Te ostatnie przełożyły się na zatrważającą statystykę. Sumarycznie – do końca minionego roku – 174 tys. km kw. ukraińskiej ziemi zostało „skażone” minami i niewybuchami. Z grubsza odpowiada to wielkości Kambodży i ponad połowie powierzchni Polski. Zdaniem specjalistów rozminowanie takiego obszaru to wyzwanie na lata, którego nie załatwi za ludzi natura. Samoistna degradacja amunicji – zależna m.in. od pH gleby – to proces na 100-300 lat, obejmujący zatem ileś pokoleń, a te nie mogą żyć w zagrożeniu. Tymczasem nie tylko wojenne śmieci stanowią problem. Walki z użyciem wojsk pancernych i piechoty zmechanizowanej to poza wrakami ogromna ilość spuszczonego w ziemię paliwa i smarów. Ba, sam ruch ciężkich pojazdów uszkadza czarnoziem, powodując jego zbrylanie i sklejanie. Hałas odstrasza drobne zwierzęta, np. dżdżownice, odpowiedzialne za mieszanie i napowietrzanie gleby, zerwana pokrywa roślinna nie chroni przed przenikaniem zanieczyszczeń. Trzeba czterech-pięciu lat, by czarnoziem odzyskał po tym wszystkim pełnię sił.

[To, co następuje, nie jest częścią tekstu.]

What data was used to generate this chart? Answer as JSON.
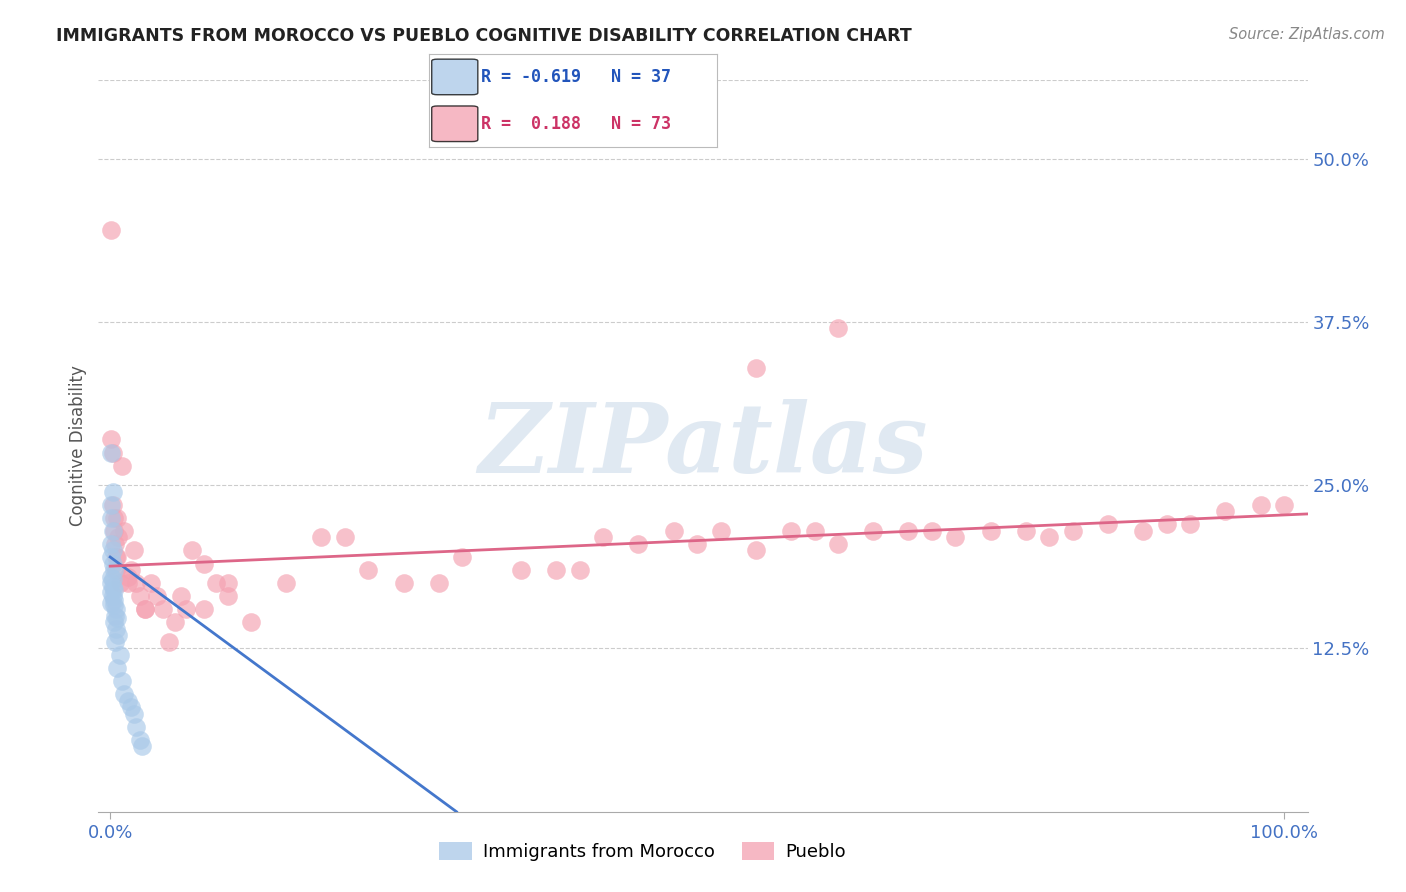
{
  "title": "IMMIGRANTS FROM MOROCCO VS PUEBLO COGNITIVE DISABILITY CORRELATION CHART",
  "source": "Source: ZipAtlas.com",
  "ylabel": "Cognitive Disability",
  "x_tick_labels": [
    "0.0%",
    "100.0%"
  ],
  "y_tick_labels": [
    "12.5%",
    "25.0%",
    "37.5%",
    "50.0%"
  ],
  "y_tick_values": [
    0.125,
    0.25,
    0.375,
    0.5
  ],
  "xlim": [
    -0.01,
    1.02
  ],
  "ylim": [
    0.0,
    0.56
  ],
  "color_blue": "#a8c8e8",
  "color_pink": "#f4a0b0",
  "color_line_blue": "#4477cc",
  "color_line_pink": "#dd6688",
  "watermark": "ZIPatlas",
  "blue_scatter_x": [
    0.001,
    0.002,
    0.001,
    0.001,
    0.002,
    0.001,
    0.002,
    0.001,
    0.002,
    0.003,
    0.001,
    0.002,
    0.001,
    0.002,
    0.003,
    0.001,
    0.002,
    0.003,
    0.001,
    0.003,
    0.005,
    0.004,
    0.006,
    0.003,
    0.005,
    0.007,
    0.004,
    0.008,
    0.006,
    0.01,
    0.012,
    0.015,
    0.018,
    0.02,
    0.022,
    0.025,
    0.027
  ],
  "blue_scatter_y": [
    0.275,
    0.245,
    0.235,
    0.225,
    0.215,
    0.205,
    0.2,
    0.195,
    0.19,
    0.185,
    0.18,
    0.178,
    0.175,
    0.172,
    0.17,
    0.168,
    0.165,
    0.162,
    0.16,
    0.158,
    0.155,
    0.15,
    0.148,
    0.145,
    0.14,
    0.135,
    0.13,
    0.12,
    0.11,
    0.1,
    0.09,
    0.085,
    0.08,
    0.075,
    0.065,
    0.055,
    0.05
  ],
  "pink_scatter_x": [
    0.001,
    0.001,
    0.002,
    0.002,
    0.003,
    0.003,
    0.004,
    0.005,
    0.005,
    0.006,
    0.007,
    0.008,
    0.01,
    0.012,
    0.015,
    0.015,
    0.018,
    0.02,
    0.022,
    0.025,
    0.03,
    0.035,
    0.04,
    0.045,
    0.05,
    0.055,
    0.06,
    0.065,
    0.07,
    0.08,
    0.09,
    0.1,
    0.12,
    0.15,
    0.18,
    0.2,
    0.22,
    0.25,
    0.28,
    0.3,
    0.35,
    0.38,
    0.4,
    0.42,
    0.45,
    0.48,
    0.5,
    0.52,
    0.55,
    0.58,
    0.6,
    0.62,
    0.65,
    0.68,
    0.7,
    0.72,
    0.75,
    0.78,
    0.8,
    0.82,
    0.85,
    0.88,
    0.9,
    0.92,
    0.95,
    0.98,
    1.0,
    0.55,
    0.62,
    0.1,
    0.08,
    0.03,
    0.006
  ],
  "pink_scatter_y": [
    0.445,
    0.285,
    0.275,
    0.235,
    0.225,
    0.215,
    0.205,
    0.195,
    0.185,
    0.195,
    0.21,
    0.175,
    0.265,
    0.215,
    0.18,
    0.175,
    0.185,
    0.2,
    0.175,
    0.165,
    0.155,
    0.175,
    0.165,
    0.155,
    0.13,
    0.145,
    0.165,
    0.155,
    0.2,
    0.19,
    0.175,
    0.165,
    0.145,
    0.175,
    0.21,
    0.21,
    0.185,
    0.175,
    0.175,
    0.195,
    0.185,
    0.185,
    0.185,
    0.21,
    0.205,
    0.215,
    0.205,
    0.215,
    0.2,
    0.215,
    0.215,
    0.205,
    0.215,
    0.215,
    0.215,
    0.21,
    0.215,
    0.215,
    0.21,
    0.215,
    0.22,
    0.215,
    0.22,
    0.22,
    0.23,
    0.235,
    0.235,
    0.34,
    0.37,
    0.175,
    0.155,
    0.155,
    0.225
  ],
  "blue_line_x0": 0.0,
  "blue_line_x1": 0.295,
  "blue_line_y0": 0.195,
  "blue_line_y1": 0.0,
  "pink_line_x0": 0.0,
  "pink_line_x1": 1.02,
  "pink_line_y0": 0.188,
  "pink_line_y1": 0.228,
  "background_color": "#ffffff",
  "grid_color": "#cccccc",
  "title_color": "#222222",
  "axis_label_color": "#4472c4",
  "watermark_color": "#c8d8e8",
  "legend_blue_text": "R = -0.619   N = 37",
  "legend_pink_text": "R =  0.188   N = 73",
  "legend_blue_label": "Immigrants from Morocco",
  "legend_pink_label": "Pueblo"
}
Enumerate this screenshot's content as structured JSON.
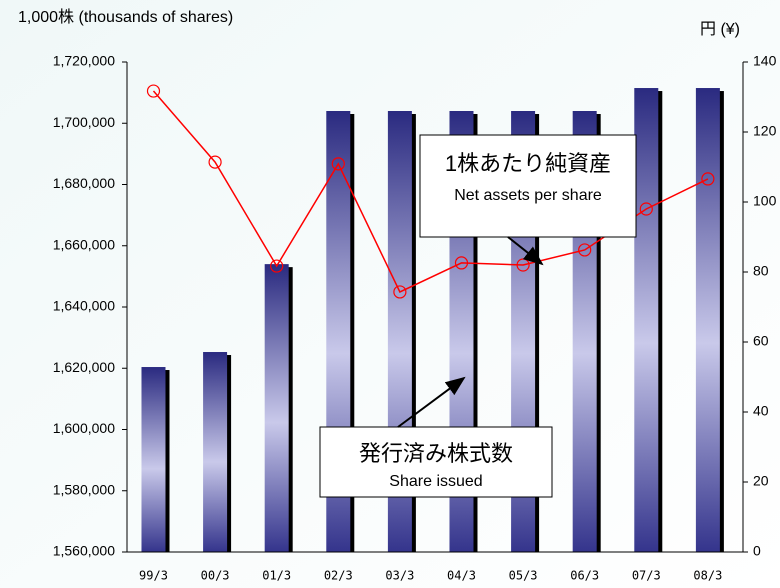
{
  "chart_data": {
    "type": "bar-line",
    "y_label": "1,000株 (thousands of shares)",
    "y2_label": "円 (¥)",
    "categories": [
      "99/3",
      "00/3",
      "01/3",
      "02/3",
      "03/3",
      "04/3",
      "05/3",
      "06/3",
      "07/3",
      "08/3"
    ],
    "series": [
      {
        "type": "bar",
        "color": "#2e2e86",
        "values": [
          1620400,
          1625300,
          1654000,
          1704000,
          1704000,
          1704000,
          1704000,
          1704000,
          1711500,
          1711500
        ]
      },
      {
        "type": "line",
        "axis": "y2",
        "color": "#ff0000",
        "values": [
          131.7,
          111.4,
          81.7,
          110.9,
          74.3,
          82.6,
          82.0,
          86.3,
          98.0,
          106.6
        ]
      }
    ],
    "ylim": [
      1560000,
      1720000
    ],
    "yticks": [
      {
        "value": 1560000,
        "label": "1,560,000"
      },
      {
        "value": 1580000,
        "label": "1,580,000"
      },
      {
        "value": 1600000,
        "label": "1,600,000"
      },
      {
        "value": 1620000,
        "label": "1,620,000"
      },
      {
        "value": 1640000,
        "label": "1,640,000"
      },
      {
        "value": 1660000,
        "label": "1,660,000"
      },
      {
        "value": 1680000,
        "label": "1,680,000"
      },
      {
        "value": 1700000,
        "label": "1,700,000"
      },
      {
        "value": 1720000,
        "label": "1,720,000"
      }
    ],
    "y2lim": [
      0,
      140
    ],
    "y2ticks": [
      0,
      20,
      40,
      60,
      80,
      100,
      120,
      140
    ],
    "annotations": [
      {
        "text": "1株あたり純資産",
        "subtext": "Net assets per share"
      },
      {
        "text": "発行済み株式数",
        "subtext": "Share issued"
      }
    ]
  }
}
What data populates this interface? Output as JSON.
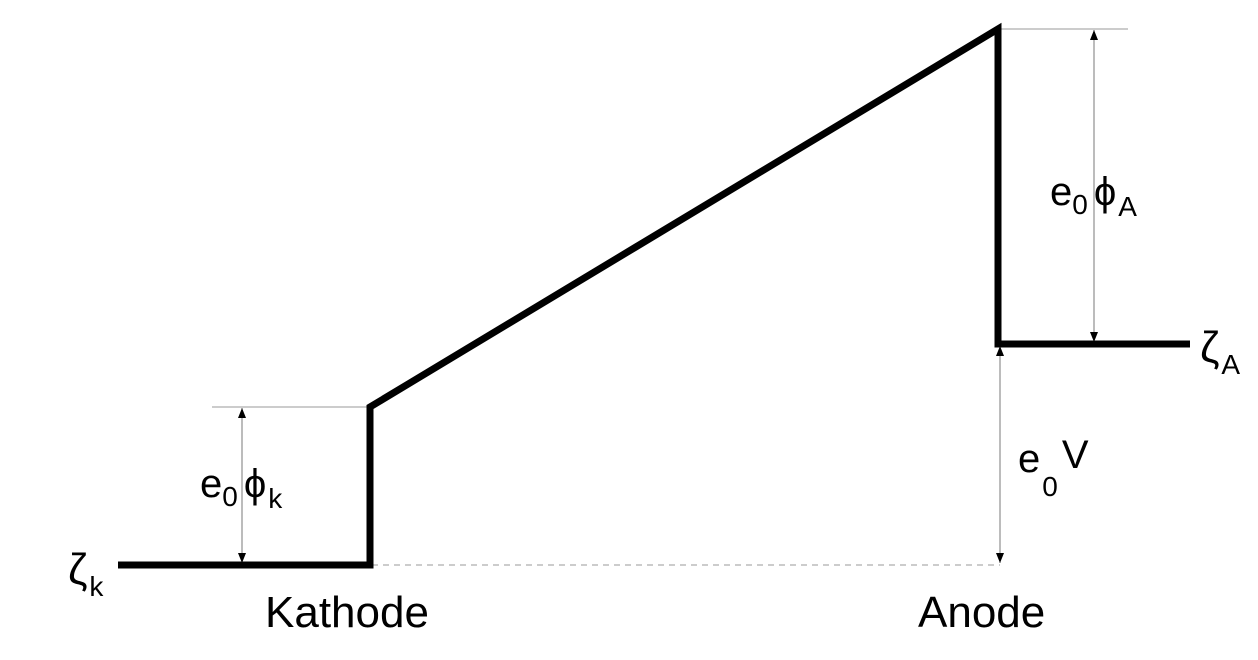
{
  "labels": {
    "kathode": "Kathode",
    "anode": "Anode",
    "zeta_k": {
      "main": "ζ",
      "sub": "k"
    },
    "zeta_a": {
      "main": "ζ",
      "sub": "A"
    },
    "phi_k": {
      "e": "e",
      "e_sub": "0",
      "phi": "ϕ",
      "phi_sub": "k"
    },
    "phi_a": {
      "e": "e",
      "e_sub": "0",
      "phi": "ϕ",
      "phi_sub": "A"
    },
    "voltage": {
      "e": "e",
      "e_sub": "0",
      "v": "V"
    }
  },
  "colors": {
    "line": "#000000",
    "guide": "#9a9a9a"
  }
}
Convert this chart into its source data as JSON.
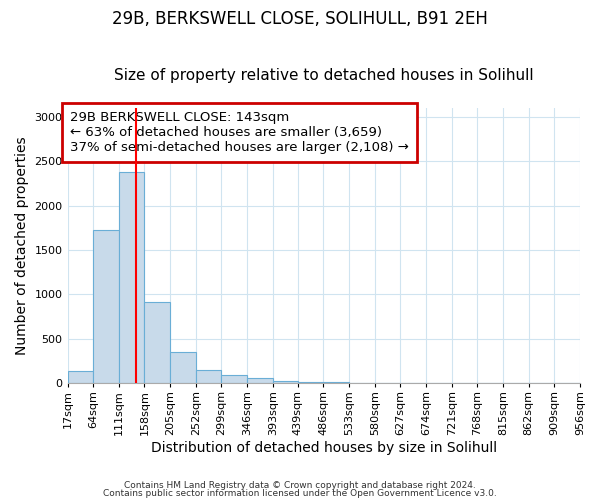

A co z przyrodą? Dotąd przez wojnę ucierpiało 3 mln ha lasów, co stanowi niemal jedną trzecią zasobów leśnych państwa. Ukraińskie parki narodowe i rezerwaty są częścią ogólnoeuropejskiej Sieci Szmaragdowej, będącej domem dla wielu zagrożonych gatunków. W strefie wojny znalazła się ponad jedna trzecia obszarów chronionych w Ukrainie – 1,24 mln ha.

W Narodowym Parku Przyrodniczym Wielka Łąka rosyjskie czołgi rozjeździły szafrany wiosenne, przez 16 lat objęte programem ochrony. Poważnie ucierpiał Park Przyrodniczy Meotyda w sąsiedztwie zamęczonego przez Rosjan Mariupola, będący siedliskiem i lęgowiskiem m.in. pelikana dalmatyńczyka i mewy orlicy.

Wojna przetrzebiła też pogłowie zwierząt hodowlanych. Padła jedna czwarta z ponad 3,5 mln sztuk bydła i 5,7 mln sztuk trzody chlewnej. Część kotów, psów i innych zwierzaków domowych została ewakuowana wraz z właścicielami, ale większość pozostała w strefie wojny. Te straty są niepoliczalne. Straty w środowisku naturalnym, które udało się wyliczyć, Izba Obrachunkowa oceniła na 1,35 bln hrywien (162 mld zł). Zastrzegając jednocześnie, że są to wstępne dane (na koniec listopada ub.r.). Oszacowanie całkowitych szkód ekologicznych wyrządzonych Ukrainie będzie możliwe dopiero wtedy, gdy skończy się wojna. A proces odradzania się przyrody potrwa co najmniej 15 lat.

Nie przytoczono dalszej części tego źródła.